Lucy Sheldon ’27
On Oct. 26, Republican Representative Mike Johnson from Louisiana was elected as the new Speaker of the House three weeks after Kevin McCarthy’s unprecedented removal from the position. The aftermath of McCarthy’s departure ushered in a tumultuous period for the Republican party, as factions of the party divided on who to nominate and elect as the next House Speaker. Following three nominations within the party after McCarthy’s removal, Johnson received 220 votes from all members of the Republican Party.
The vacancy in the role of House Speaker resulted from pressures placed upon Speaker McCarthy by Congressman Matt Gaetz and some of his fellow Republican colleagues due to disagreements over a bipartisan stopgap bill aimed at averting a government shutdown. Representative Patrick McHenry temporarily assumed the role of Speaker as per McCarthy’s recommendation following his removal. McHenry then called for a recess to enable House Republicans to deliberate on their potential nominee picks. The nomination process involved intense competition, with a dozen candidates initially vying for the position. Only four managed to secure the necessary votes within the Republican caucus in order to advance to the floor. Of the four contenders, Louisiana Representative Steve Scalise and Minnesota Representative Tom Emmer voluntarily withdrew from the race, citing their inability to secure a majority. Ohio Representative Jim Jordan had lost the necessary votes throughout three rounds of voting before ultimately withdrawing. Representative Mike Johnson managed to secure the position after just one round of voting, becoming the 56th Speaker of the House. Upon his appointment as Speaker of the Republican-controlled House, Mike Johnson described it as the “honor of a lifetime.”
An audio recording from a Republican caucus meeting held on Jan. 5, 2021, published by the New York Times, includes statements from Johnson arguing that states had violated the Constitution by changing their voting laws during the pandemic therefore invalidating Biden’s election. Johnson had previously worked as a lawyer for the Alliance Defending Freedom, an organization known for its stance against abortion and LGBTQ rights. Johnson has been outspoken in his opposition to homosexuality, describing it as “inherently unnatural” and a “dangerous lifestyle.” Over his six-year tenure in Congress, he co-sponsored a 20-week abortion ban at the national level. Johnson proposed legislation to prohibit federal funding for education programs that include LGBTQ topics for children under 10, while firmly opposing legislation mandating federal recognition of same-sex marriages. He has also co-sponsored bills that would allow for greater protections for carrying a concealed gun. During his time as a House Representative, he served on the Judiciary Committee and the Armed Services Committee.

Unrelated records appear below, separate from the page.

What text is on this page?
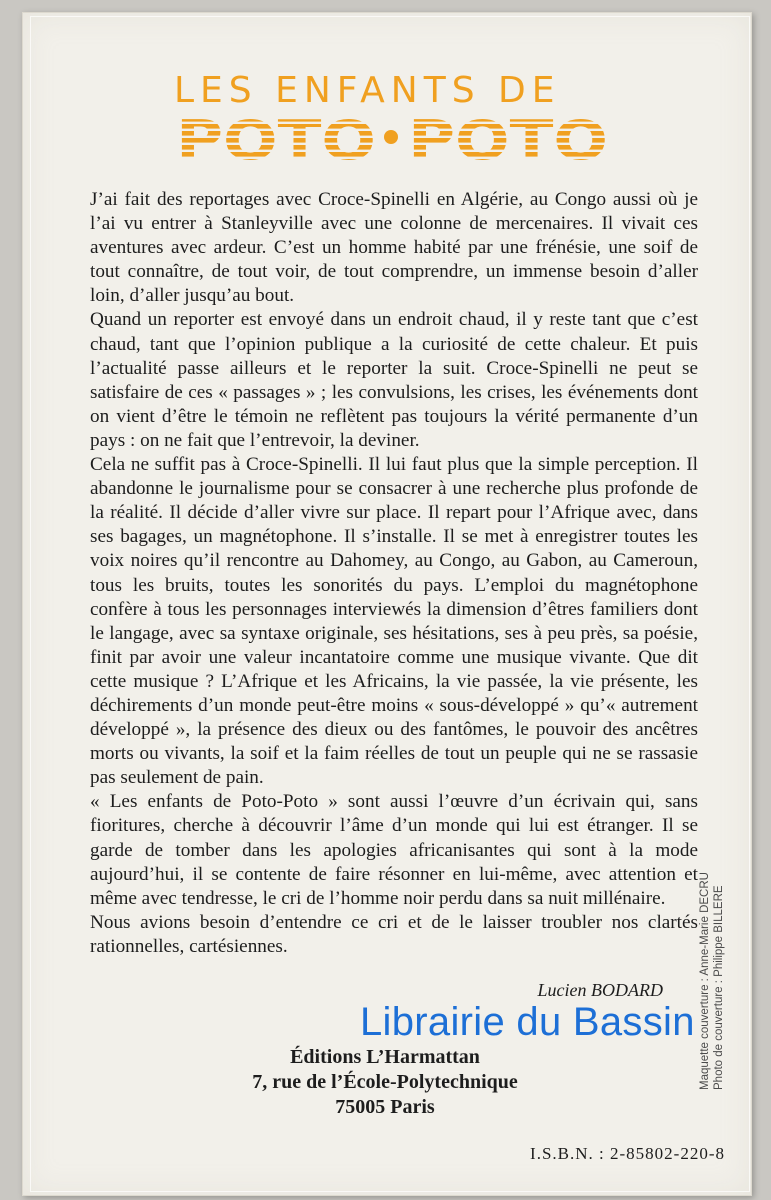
LES ENFANTS DE
POTO POTO

J’ai fait des reportages avec Croce-Spinelli en Algérie, au Congo aussi où je l’ai vu entrer à Stanleyville avec une colonne de mercenaires. Il vivait ces aventures avec ardeur. C’est un homme habité par une frénésie, une soif de tout connaître, de tout voir, de tout comprendre, un immense besoin d’aller loin, d’aller jusqu’au bout.

Quand un reporter est envoyé dans un endroit chaud, il y reste tant que c’est chaud, tant que l’opinion publique a la curiosité de cette chaleur. Et puis l’actualité passe ailleurs et le reporter la suit. Croce-Spinelli ne peut se satisfaire de ces « passages » ; les convulsions, les crises, les événements dont on vient d’être le témoin ne reflètent pas toujours la vérité permanente d’un pays : on ne fait que l’entrevoir, la deviner.

Cela ne suffit pas à Croce-Spinelli. Il lui faut plus que la simple perception. Il abandonne le journalisme pour se consacrer à une recherche plus profonde de la réalité. Il décide d’aller vivre sur place. Il repart pour l’Afrique avec, dans ses bagages, un magnétophone. Il s’installe. Il se met à enregistrer toutes les voix noires qu’il rencontre au Dahomey, au Congo, au Gabon, au Cameroun, tous les bruits, toutes les sonorités du pays. L’emploi du magnétophone confère à tous les personnages interviewés la dimension d’êtres familiers dont le langage, avec sa syntaxe originale, ses hésitations, ses à peu près, sa poésie, finit par avoir une valeur incantatoire comme une musique vivante. Que dit cette musique ? L’Afrique et les Africains, la vie passée, la vie présente, les déchirements d’un monde peut-être moins « sous-développé » qu’« autrement développé », la présence des dieux ou des fantômes, le pouvoir des ancêtres morts ou vivants, la soif et la faim réelles de tout un peuple qui ne se rassasie pas seulement de pain.

« Les enfants de Poto-Poto » sont aussi l’œuvre d’un écrivain qui, sans fioritures, cherche à découvrir l’âme d’un monde qui lui est étranger. Il se garde de tomber dans les apologies africanisantes qui sont à la mode aujourd’hui, il se contente de faire résonner en lui-même, avec attention et même avec tendresse, le cri de l’homme noir perdu dans sa nuit millénaire.

Nous avions besoin d’entendre ce cri et de le laisser troubler nos clartés rationnelles, cartésiennes.

Lucien BODARD
Librairie du Bassin
Éditions L’Harmattan
7, rue de l’École-Polytechnique
75005 Paris
Maquette couverture : Anne-Marie DECRU Photo de couverture : Philippe BILLERE
I.S.B.N. : 2-85802-220-8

Speaker Johnson has expressed his intention to work on a resolution to provide funding of $14 million for Israel in accordance with demands from the White House. He also voiced his commitment to addressing the issues surrounding the “broken border” between Mexico and the United States. The Speaker has not yet declared his stance on the impending government shutdown. The previous stopgap bill will continue to provide government funding until Nov. 18.